The Pros and Cons of Month to Month Leases
It’s inevitable, either a tenant or owner will be faced with the question of extending a current lease in a fashion referred to “month-to-month”. What follows next is as inevitable as well. What are the pros and cons of a month-to-month lease? It’s not too uncommon of an option and it suits both tenants and owners well at times. Let’s look at the Pros and Cons of a month- to-month lease (also referred to as MTM).
Pros of Month-to-Month Leases
Flexible Lease Termination
Once a term lease (fixed period of time) ends, continuing to lease the same property in an MTM arrangement could continue indefinitely. It allows either party to end the lease at a time convenient to that party. For an owner, maybe they intend to sell the house in a few months and don’t wish to lock up a term lease and limit the type of buyers. For a tenant, a home purchase may be in the works in the coming months. An MTM can provide stability while buying a home and no need to double move or pay out the remainder of a term lease.
Reposition Term Lease End Dates
For an owner whose current lease term ends in a period of the year where the velocity of the market is not ideal (say December), an MTM lease can allow the owner to reposition the property for leasing in a more ideal time of year (like June). Repositioning can have a positive effect in the rent rate and reduced the days vacant in between tenants.
Penalty Free Lease Breaks
A month-to-month lease can be terminated at any time with a 30-day notice. Whereas a term lease may have a termination penalty for not fulfilling the entire term of the lease, an MTM lease does not have these penalties.
Increase Your Rent Rate
Since month-to-month leases pose some risk and offer flexibility, a premium rate can be achieved in most cases. Additionally, where most term leases will only allow rent adjustments at the time of renewal, MTM leases can be adjusted more frequently to mirror the activity in the market.
Cons of Month-to-Month Leases
Vacancy at a Bad Time
The same flexibility described in the Pros of the month-to-month can put your investment at risk of extended vacancy. A tenant providing a 30-day notice in October could lead to a vacant home over the November and December months or a reduction in rental rate to move the property over those times.
Potential Financial Instability
Planning and depending on certain income figures help with financial stability and managing stress. An unplanned vacancy can affect both – and in times if serious need. Maybe your income is seasonal, or there are big plans – vacation, life event, projects; a MTM lease ending in a time synchronized with other financial episodes can impact your bank account.
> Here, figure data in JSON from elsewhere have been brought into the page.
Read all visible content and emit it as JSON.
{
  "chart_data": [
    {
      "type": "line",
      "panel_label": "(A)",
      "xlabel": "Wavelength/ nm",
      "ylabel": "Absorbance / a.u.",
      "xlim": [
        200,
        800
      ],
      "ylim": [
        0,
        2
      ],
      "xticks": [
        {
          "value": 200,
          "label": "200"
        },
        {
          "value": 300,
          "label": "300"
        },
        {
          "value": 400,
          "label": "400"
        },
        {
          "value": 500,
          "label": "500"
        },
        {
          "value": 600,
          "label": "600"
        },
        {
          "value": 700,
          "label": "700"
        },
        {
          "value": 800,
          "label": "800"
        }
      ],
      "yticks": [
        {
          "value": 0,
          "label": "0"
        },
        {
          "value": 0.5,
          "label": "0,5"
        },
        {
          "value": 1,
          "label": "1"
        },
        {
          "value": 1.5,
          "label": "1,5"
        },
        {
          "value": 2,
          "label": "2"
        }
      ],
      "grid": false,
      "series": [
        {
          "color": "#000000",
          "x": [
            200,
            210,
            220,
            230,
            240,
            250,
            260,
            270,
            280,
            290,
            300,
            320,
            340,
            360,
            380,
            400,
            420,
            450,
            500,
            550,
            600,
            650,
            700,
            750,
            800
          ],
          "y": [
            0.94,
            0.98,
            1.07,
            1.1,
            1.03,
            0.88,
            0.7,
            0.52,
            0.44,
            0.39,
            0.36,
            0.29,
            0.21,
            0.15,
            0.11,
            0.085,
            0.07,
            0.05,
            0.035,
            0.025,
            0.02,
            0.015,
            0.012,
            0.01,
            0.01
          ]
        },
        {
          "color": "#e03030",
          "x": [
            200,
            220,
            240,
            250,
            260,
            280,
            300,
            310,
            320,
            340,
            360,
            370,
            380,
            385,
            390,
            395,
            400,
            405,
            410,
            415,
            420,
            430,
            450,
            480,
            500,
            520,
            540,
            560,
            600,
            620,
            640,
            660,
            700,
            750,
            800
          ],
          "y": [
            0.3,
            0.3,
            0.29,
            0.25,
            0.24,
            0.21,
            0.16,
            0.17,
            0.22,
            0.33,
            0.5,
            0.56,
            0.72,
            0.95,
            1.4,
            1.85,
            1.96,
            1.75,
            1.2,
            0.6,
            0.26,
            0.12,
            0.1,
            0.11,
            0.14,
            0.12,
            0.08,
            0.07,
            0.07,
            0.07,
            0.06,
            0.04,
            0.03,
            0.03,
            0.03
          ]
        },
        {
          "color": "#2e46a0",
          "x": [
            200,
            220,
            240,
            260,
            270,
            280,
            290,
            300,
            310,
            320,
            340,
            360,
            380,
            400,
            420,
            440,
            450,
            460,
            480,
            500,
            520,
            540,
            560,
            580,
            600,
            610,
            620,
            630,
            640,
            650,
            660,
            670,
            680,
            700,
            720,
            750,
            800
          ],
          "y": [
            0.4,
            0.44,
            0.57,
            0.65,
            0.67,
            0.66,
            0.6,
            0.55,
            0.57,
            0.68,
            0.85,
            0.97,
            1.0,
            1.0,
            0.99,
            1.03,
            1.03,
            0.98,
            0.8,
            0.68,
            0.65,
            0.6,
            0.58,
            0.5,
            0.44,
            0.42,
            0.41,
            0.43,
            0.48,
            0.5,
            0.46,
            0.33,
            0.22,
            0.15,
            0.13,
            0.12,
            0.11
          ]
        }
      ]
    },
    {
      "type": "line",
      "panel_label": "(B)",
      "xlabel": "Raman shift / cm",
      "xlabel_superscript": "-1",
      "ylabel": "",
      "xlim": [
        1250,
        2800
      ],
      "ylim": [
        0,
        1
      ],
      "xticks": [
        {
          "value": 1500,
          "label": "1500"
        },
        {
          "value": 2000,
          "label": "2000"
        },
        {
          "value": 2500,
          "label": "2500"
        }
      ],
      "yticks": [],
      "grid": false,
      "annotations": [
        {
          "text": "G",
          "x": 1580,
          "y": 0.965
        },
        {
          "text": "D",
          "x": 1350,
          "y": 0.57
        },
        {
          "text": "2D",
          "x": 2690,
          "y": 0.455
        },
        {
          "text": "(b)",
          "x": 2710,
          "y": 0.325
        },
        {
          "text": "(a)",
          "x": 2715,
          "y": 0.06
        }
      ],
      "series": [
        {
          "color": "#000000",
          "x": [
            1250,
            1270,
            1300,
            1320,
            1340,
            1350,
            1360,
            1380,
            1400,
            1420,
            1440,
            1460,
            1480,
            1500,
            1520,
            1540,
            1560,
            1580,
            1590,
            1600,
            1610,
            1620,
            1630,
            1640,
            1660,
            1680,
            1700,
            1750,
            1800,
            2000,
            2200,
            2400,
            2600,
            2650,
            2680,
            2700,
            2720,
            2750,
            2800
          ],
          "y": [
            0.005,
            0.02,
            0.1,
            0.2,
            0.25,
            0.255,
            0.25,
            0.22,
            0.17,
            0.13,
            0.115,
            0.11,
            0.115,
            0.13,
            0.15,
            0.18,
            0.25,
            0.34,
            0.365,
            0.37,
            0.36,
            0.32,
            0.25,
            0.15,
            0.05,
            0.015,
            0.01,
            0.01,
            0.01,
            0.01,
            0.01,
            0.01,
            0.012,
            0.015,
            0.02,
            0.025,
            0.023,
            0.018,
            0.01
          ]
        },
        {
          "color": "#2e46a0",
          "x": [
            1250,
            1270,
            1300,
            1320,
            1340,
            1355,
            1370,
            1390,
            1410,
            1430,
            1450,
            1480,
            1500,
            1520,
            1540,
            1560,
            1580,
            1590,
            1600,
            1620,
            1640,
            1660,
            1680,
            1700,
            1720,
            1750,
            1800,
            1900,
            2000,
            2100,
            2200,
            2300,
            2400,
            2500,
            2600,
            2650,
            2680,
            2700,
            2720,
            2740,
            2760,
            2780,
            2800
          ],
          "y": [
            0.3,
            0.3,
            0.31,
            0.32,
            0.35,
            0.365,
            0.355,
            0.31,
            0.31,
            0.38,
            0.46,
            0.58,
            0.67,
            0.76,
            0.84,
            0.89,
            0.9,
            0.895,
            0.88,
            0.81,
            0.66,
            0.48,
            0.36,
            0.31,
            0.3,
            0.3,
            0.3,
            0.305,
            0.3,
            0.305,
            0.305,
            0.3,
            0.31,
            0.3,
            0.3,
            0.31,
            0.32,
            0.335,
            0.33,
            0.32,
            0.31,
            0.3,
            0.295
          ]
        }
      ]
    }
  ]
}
I’m a fan of the term lease; a set period of time to which all can plan. However, if a tenant is seeking some flexibility for a potential move, home purchase, or personal need, I can support this. The timing has to be right in terms of the time of year where it may allow a reset to a better time to be vacant in the calendar year. I don’t recommend MTM leases going into the fall/winter seasons. The other case where MTM is good is where a landlord is looking to sell or re-occupy their home in the near future. An MTM lease will allow all buyers (not just investors) to consider the home for purchase. A home with an extended term lease leaves the tenant with the right to occupy the property until the end of the lease. This may not mesh with a buyer looking to occupy.